Huttner was asked if Virgin Blue was faced with any restraints or barriers to its entry into New Zealand. He accepted that there were none, but there was the potential for a threat to its expansion plans.
This would come if Virgin, after asking for terminal or counter space at one of the airports, was unable to get it due to Air NZ and Qantas refusing.
If the alliance went ahead, the two airlines would surely be able to share space and resources, meaning that terminal space, for instance, could be handed to Virgin Blue.
The exact impact of Virgin's arrival was examined by one of the alliance's opponents soon after.
Phil Walker, chairman of Wellington International Airport and Glasgow Prestwick International Airport, who works for airport investor Infratil, said too much was being made of the airline and its prospects.
Air NZ and Qantas were claiming that it had costs far below their own, that it would set prices in the market and contribute to Air NZ's demise.

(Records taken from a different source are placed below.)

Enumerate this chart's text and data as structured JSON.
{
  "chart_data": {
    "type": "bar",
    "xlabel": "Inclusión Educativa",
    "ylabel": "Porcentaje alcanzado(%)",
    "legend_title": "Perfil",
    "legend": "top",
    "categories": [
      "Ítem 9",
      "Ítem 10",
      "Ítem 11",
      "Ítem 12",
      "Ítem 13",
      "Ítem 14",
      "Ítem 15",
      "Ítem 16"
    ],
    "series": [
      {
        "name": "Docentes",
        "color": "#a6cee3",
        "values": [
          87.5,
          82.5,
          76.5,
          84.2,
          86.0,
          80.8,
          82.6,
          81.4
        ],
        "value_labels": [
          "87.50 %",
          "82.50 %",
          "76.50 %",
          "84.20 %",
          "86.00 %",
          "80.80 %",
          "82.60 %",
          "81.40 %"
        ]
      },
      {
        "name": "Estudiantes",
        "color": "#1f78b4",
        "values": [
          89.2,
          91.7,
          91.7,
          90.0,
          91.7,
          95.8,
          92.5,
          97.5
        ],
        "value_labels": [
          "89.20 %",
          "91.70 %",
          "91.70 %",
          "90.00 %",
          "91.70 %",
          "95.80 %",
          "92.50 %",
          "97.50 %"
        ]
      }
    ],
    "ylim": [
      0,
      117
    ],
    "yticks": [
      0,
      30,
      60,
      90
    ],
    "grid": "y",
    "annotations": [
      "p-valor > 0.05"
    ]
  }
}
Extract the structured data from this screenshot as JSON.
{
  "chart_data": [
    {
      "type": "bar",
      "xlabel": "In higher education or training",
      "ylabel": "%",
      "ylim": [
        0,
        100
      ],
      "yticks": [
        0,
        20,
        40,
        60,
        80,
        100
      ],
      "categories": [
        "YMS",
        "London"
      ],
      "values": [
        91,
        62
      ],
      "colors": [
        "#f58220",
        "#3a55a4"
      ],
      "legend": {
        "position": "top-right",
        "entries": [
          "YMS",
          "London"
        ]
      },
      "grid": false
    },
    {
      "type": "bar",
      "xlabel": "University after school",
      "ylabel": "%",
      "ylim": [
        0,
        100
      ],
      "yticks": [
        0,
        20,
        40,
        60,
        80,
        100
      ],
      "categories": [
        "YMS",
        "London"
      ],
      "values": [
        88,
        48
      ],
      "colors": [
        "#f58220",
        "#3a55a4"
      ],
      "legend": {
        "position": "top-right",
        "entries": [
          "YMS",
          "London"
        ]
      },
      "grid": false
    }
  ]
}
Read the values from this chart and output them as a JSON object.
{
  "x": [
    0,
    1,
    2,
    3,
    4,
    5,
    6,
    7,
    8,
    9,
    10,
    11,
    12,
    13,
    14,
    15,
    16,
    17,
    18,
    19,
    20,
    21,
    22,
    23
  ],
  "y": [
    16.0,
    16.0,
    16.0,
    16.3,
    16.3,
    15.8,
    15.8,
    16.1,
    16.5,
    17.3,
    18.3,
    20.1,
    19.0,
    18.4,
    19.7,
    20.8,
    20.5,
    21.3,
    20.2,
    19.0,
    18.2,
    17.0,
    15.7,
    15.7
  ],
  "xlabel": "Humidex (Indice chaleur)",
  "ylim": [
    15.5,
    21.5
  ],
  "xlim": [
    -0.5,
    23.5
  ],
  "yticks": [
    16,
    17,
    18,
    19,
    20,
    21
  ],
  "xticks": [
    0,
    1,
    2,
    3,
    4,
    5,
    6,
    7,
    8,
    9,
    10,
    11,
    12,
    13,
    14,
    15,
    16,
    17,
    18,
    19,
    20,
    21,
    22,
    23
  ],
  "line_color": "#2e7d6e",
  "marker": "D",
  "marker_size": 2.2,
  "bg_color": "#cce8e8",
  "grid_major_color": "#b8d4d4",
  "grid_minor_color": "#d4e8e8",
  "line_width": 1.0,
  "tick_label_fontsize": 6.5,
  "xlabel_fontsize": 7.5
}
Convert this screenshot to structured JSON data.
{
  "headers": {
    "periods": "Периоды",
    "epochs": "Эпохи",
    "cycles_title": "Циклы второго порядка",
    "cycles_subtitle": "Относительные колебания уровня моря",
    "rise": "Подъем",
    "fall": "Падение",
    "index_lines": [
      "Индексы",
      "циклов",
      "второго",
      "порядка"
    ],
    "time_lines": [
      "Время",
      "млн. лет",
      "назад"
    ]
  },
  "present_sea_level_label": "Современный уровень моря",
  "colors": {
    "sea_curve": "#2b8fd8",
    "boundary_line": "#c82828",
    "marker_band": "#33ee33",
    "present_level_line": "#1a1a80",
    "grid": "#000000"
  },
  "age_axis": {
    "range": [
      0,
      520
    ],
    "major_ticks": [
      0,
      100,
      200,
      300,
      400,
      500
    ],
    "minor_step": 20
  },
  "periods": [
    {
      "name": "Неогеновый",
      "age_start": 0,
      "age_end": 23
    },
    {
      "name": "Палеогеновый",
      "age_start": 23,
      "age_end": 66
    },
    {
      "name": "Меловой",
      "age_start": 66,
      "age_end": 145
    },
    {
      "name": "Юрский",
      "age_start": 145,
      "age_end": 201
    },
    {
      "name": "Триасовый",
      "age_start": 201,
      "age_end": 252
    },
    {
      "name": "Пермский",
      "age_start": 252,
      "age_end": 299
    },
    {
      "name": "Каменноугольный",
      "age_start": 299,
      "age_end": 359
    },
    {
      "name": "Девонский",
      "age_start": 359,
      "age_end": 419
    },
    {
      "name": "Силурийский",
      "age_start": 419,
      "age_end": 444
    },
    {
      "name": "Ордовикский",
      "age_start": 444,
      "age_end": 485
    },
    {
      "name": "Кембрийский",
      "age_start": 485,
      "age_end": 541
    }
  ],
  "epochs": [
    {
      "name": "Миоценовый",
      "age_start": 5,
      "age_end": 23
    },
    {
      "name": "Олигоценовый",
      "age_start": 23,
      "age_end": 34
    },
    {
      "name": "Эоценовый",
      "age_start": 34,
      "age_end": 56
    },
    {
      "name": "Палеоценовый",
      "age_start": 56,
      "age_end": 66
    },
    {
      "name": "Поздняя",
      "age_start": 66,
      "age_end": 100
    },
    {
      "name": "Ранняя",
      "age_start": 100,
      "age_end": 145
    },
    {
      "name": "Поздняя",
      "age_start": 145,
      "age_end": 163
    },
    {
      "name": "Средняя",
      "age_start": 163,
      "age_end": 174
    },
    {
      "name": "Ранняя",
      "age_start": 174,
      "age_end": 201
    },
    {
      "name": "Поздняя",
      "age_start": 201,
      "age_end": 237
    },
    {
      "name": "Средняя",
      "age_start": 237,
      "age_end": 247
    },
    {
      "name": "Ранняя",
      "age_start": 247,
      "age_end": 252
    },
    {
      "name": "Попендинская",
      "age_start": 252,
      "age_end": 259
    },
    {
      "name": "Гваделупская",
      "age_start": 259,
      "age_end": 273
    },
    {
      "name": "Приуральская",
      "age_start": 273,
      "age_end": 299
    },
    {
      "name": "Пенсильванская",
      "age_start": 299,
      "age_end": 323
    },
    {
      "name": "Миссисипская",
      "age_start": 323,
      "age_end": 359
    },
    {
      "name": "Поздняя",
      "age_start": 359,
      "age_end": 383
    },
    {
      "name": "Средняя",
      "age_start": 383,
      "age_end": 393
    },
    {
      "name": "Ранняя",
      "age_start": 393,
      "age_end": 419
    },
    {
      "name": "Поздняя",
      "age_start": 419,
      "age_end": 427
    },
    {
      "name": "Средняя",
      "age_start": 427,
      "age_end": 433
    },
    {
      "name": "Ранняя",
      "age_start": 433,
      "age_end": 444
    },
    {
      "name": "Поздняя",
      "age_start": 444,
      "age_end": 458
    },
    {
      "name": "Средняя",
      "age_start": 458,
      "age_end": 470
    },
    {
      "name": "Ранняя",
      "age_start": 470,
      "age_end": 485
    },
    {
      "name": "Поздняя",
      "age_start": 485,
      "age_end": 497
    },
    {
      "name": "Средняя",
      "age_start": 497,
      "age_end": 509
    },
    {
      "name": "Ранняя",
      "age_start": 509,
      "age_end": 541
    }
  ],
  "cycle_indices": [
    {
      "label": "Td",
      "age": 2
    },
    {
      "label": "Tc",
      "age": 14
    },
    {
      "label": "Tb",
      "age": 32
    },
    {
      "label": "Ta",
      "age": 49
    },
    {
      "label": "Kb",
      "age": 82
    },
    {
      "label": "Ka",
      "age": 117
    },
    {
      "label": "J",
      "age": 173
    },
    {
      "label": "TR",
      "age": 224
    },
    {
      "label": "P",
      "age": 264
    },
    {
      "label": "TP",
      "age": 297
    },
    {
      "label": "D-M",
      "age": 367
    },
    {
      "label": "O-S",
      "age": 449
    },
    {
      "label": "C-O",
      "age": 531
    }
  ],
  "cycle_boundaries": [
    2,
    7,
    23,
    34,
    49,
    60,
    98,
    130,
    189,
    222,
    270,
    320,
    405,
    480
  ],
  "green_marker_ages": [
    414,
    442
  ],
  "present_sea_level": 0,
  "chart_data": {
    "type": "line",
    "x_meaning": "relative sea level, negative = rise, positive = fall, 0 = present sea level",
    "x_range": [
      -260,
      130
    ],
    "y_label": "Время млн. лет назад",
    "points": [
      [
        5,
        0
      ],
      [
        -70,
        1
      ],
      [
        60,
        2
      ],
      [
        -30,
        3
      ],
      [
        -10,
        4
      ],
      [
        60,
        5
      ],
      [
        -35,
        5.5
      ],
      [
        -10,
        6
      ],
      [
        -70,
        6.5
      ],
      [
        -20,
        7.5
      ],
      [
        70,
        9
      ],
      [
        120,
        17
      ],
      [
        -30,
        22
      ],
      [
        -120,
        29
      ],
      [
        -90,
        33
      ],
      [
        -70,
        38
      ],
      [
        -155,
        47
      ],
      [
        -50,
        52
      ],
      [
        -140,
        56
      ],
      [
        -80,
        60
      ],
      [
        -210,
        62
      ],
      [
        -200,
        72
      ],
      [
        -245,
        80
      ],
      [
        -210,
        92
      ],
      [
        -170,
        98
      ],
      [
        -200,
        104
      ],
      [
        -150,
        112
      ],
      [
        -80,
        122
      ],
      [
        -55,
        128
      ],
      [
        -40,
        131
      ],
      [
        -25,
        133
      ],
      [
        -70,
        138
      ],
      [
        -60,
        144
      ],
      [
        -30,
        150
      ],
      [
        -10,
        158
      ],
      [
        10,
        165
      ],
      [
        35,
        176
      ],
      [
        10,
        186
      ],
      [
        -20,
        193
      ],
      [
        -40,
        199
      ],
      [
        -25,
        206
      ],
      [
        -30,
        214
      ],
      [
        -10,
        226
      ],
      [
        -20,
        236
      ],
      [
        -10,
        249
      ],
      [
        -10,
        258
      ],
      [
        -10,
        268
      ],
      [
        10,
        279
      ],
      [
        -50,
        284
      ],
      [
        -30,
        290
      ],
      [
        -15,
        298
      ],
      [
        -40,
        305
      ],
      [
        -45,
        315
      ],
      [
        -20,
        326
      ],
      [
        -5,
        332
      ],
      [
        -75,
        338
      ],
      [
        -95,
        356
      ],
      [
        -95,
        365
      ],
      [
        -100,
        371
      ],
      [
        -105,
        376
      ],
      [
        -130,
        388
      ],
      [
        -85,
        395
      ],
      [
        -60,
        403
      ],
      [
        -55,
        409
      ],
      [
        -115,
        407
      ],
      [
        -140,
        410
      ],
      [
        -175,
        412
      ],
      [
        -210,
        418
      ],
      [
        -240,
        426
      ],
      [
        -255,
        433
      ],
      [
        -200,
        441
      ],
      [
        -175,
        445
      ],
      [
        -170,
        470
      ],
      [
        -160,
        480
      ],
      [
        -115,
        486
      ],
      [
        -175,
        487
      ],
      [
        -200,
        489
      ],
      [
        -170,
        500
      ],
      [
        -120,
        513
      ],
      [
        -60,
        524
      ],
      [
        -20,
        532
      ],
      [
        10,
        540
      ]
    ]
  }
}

Not true, said Walker, who pointed to Virgin's business model being closer to a full service airline than a super-low-cost carrier like Ryanair in Europe and Southwest in the US.
Virgin Blue was pitching for business travellers in Australia, and operated out of the main airports, it paid commissions to travel agents, it used airbridges, it had arrangements with other airlines and put baggage through to other destinations - all things that the very low cost carriers did not do.
Walker said while Air NZ's costs were coming down, with the introduction of cheaper "express" style services, those of Virgin Blue were going up.
Even if Virgin had such low prices, the experience of other markets showed that traditional carriers could do well after low-cost airlines stimulated the business, not just "cannibalised" travellers.
Profits for the low-cost carriers had been overstated, with a small number doing extremely well, while many lost money, or made very little.
The commission will hear more submissions from parties opposed to the alliance today. Air NZ and Qantas will make another submission on Monday, with the commission expecting to issue its final decision by the end of next month.